Mescid-i Aksa Başörtüsüdür (FOTO)
Sakarya Başörtüsü Platformu’nun 114. Başörtüsü Eyleminde, gerçekleşen Peres-Abbas buluşması protesto edildi.
Sakarya Başörtüsü Platformu 114.Başörtüsü Eylemi
“Mescid-i Aksa Başörtüsüdür, Başörtüsü de Mescid-i Aksa”
Sakarya Başörtüsü Platformu’nun 114. Başörtüsü Eyleminde, gerçekleşen Peres-Abbas buluşması protesto edildi. Mescidi Aksa’nın işgali ile başörtüsünü yasaklamanın mantığı arasındaki farkın sadece coğrafi bir fark olduğu vurgulandı.
114. Basın Açıklamasını Sakarya Başörtüsü Platformu adına Sakarya Özgür-Der Şube Başkanı Kadrican Mendi okudu. Başörtüsü yasağının arkasında Askeri Vesayetin, onun güdümündeki YÖK ve Kartel medyasının olduğu vurgulanan açıklamada, yasağa maruz kalanların hala daha birilerinden birşeyler bekliyor olması eleştirilerek; “Müslüman halkımızın durup tekrar ve en baştan yeniden oturup düşünmesini ve yıllardır kendisini sömürenlere ve bu sömürüyü sanki halka bir bedel ödetiyormuş gibi yapanlara karşı tavır almasını beklemek, onuruna sahip çıkmaya çalışan her müslümanın göstereceği güzel örnekliklerle mümkün olacaktır.” denildi.
Mendi, Peres-Abbas buluşması ile ilgili olarak şunları söyledi: “Bu haftanın en önemli gündemlerinden birisi hiç kuşkusuz Ankara Buluşması diye halka sunulan fakat Siyonist işgalci rejimin elçisi Peres ile işbirlikçi Mahmud Abbas’ın ABD emri ve Abdullah Gül’ün ev sahipliğinde gerçekleştirilen görüşmeydi. Geçen yıl Hamas Lideri Halid Meşal geldiğinde etekleri tutuşan ve parti amblemlerini dahi göstermek istemeyenler iki katilin daha fazla masumu katletmeleri üzerine el sıkışmalarına kendi elleriyle destek verirlerken müslüman bir ülkenin cumhurbaşkanı oldukları hafızalarından mı siliniyor? Eli kanlı bir katili Mecliste konuşturup sonrasında okuduğu Cahit Sıtkı şiirinden duygulanıp alkışlarlarken hiç mi vicdanları sızlamıyor? Zira onun temsil ettiği Siyonist rejim bugüne kadar kaç insanı evinden barkından etti bilmiyorlar mı?”

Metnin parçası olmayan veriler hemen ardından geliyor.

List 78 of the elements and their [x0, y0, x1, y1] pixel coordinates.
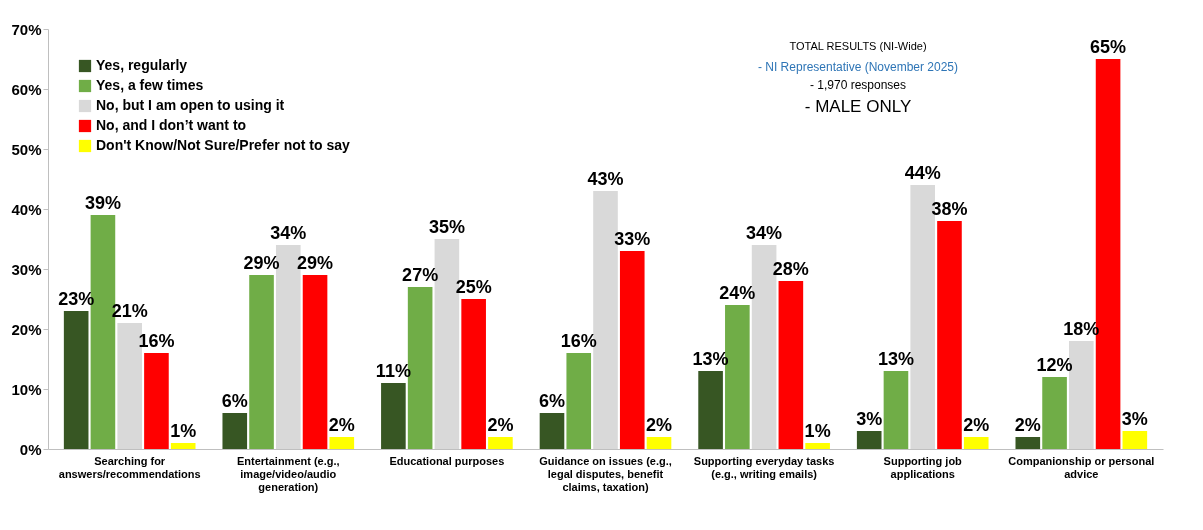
bar — [1122, 431, 1148, 449]
data-label: 34% — [270, 223, 307, 243]
bar — [144, 353, 169, 449]
data-label: 1% — [804, 421, 831, 441]
y-tick-label: 30% — [11, 260, 42, 278]
bar — [1015, 437, 1041, 449]
data-label: 27% — [402, 265, 439, 285]
data-label: 6% — [538, 391, 565, 411]
bar — [302, 275, 328, 449]
bar — [805, 443, 830, 449]
data-label: 2% — [1014, 415, 1041, 435]
y-tick-label: 20% — [11, 320, 42, 338]
data-label: 39% — [84, 193, 121, 213]
y-tick-label: 10% — [11, 380, 42, 398]
bar — [329, 437, 355, 449]
data-label: 2% — [328, 415, 355, 435]
data-label: 28% — [772, 259, 809, 279]
legend-label: Yes, regularly — [96, 57, 188, 73]
bar — [963, 437, 989, 449]
bar — [778, 281, 804, 449]
data-label: 2% — [963, 415, 990, 435]
data-label: 35% — [428, 217, 465, 237]
annotation: TOTAL RESULTS (NI-Wide) — [789, 40, 927, 52]
legend-label: No, and I don’t want to — [96, 117, 247, 133]
data-label: 29% — [297, 253, 334, 273]
data-label: 16% — [560, 331, 597, 351]
bar — [222, 413, 248, 449]
bar — [698, 371, 723, 449]
x-tick-label: Entertainment (e.g., image/video/audio generation) — [236, 454, 340, 493]
data-label: 34% — [746, 223, 783, 243]
x-tick-label: Supporting job applications — [883, 454, 963, 480]
x-tick-label: Guidance on issues (e.g., legal disputes, benefit claims, taxation) — [539, 454, 672, 493]
data-label: 16% — [138, 331, 175, 351]
data-label: 1% — [170, 421, 197, 441]
y-tick-label: 70% — [11, 20, 42, 38]
x-tick-label: Searching for answers/recommendations — [58, 454, 201, 480]
bar — [937, 221, 962, 449]
data-label: 3% — [1121, 409, 1148, 429]
bar — [381, 383, 406, 449]
bar — [883, 371, 909, 449]
x-tick-label: Educational purposes — [389, 454, 505, 467]
data-label: 65% — [1090, 37, 1127, 57]
annotation: - NI Representative (November 2025) — [757, 60, 959, 74]
data-label: 24% — [719, 283, 756, 303]
y-tick-label: 40% — [11, 200, 42, 218]
bar — [170, 443, 196, 449]
bar — [1042, 377, 1067, 449]
data-label: 2% — [487, 415, 514, 435]
data-label: 13% — [877, 349, 914, 369]
bar — [461, 299, 486, 449]
bar — [488, 437, 513, 449]
data-label: 38% — [931, 199, 968, 219]
data-label: 25% — [455, 277, 492, 297]
bar — [856, 431, 882, 449]
data-label: 3% — [856, 409, 883, 429]
bar — [646, 437, 672, 449]
bar — [539, 413, 565, 449]
data-label: 29% — [243, 253, 280, 273]
data-label: 44% — [904, 163, 941, 183]
y-tick-label: 60% — [11, 80, 42, 98]
bar — [566, 353, 592, 449]
legend-label: Yes, a few times — [96, 77, 204, 93]
bar — [63, 311, 89, 449]
data-label: 12% — [1036, 355, 1073, 375]
data-label: 2% — [646, 415, 673, 435]
data-label: 43% — [587, 169, 624, 189]
bar — [619, 251, 645, 449]
y-tick-label: 0% — [19, 440, 42, 458]
x-tick-label: Supporting everyday tasks (e.g., writing emails) — [693, 454, 835, 480]
x-tick-label: Companionship or personal advice — [1008, 454, 1155, 480]
legend-label: No, but I am open to using it — [96, 97, 285, 113]
annotation: - MALE ONLY — [804, 97, 912, 116]
data-label: 33% — [614, 229, 651, 249]
data-label: 6% — [221, 391, 248, 411]
annotation: - 1,970 responses — [809, 78, 907, 92]
bar — [249, 275, 274, 449]
legend-label: Don't Know/Not Sure/Prefer not to say — [96, 137, 350, 153]
y-tick-label: 50% — [11, 140, 42, 158]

Sakarya Başörtüsü Platformu’nun Ankara Buluşmasını, Filistin’deki İslami Hareketleri etkisizleştirme politikasının bir uzantısı olarak nitelemekte olduğu belirtildi. Özgür bir gelecek kurmanın yolunun Tevhid ve Adaletten geçtiği belirtilen açıklamada; “Mescidi Aksa’yı işgal etmek ile başörtüsünü yasaklamanın mantığı arasındaki fark sadece coğrafi bir farktır.” sözlerine yer verildi.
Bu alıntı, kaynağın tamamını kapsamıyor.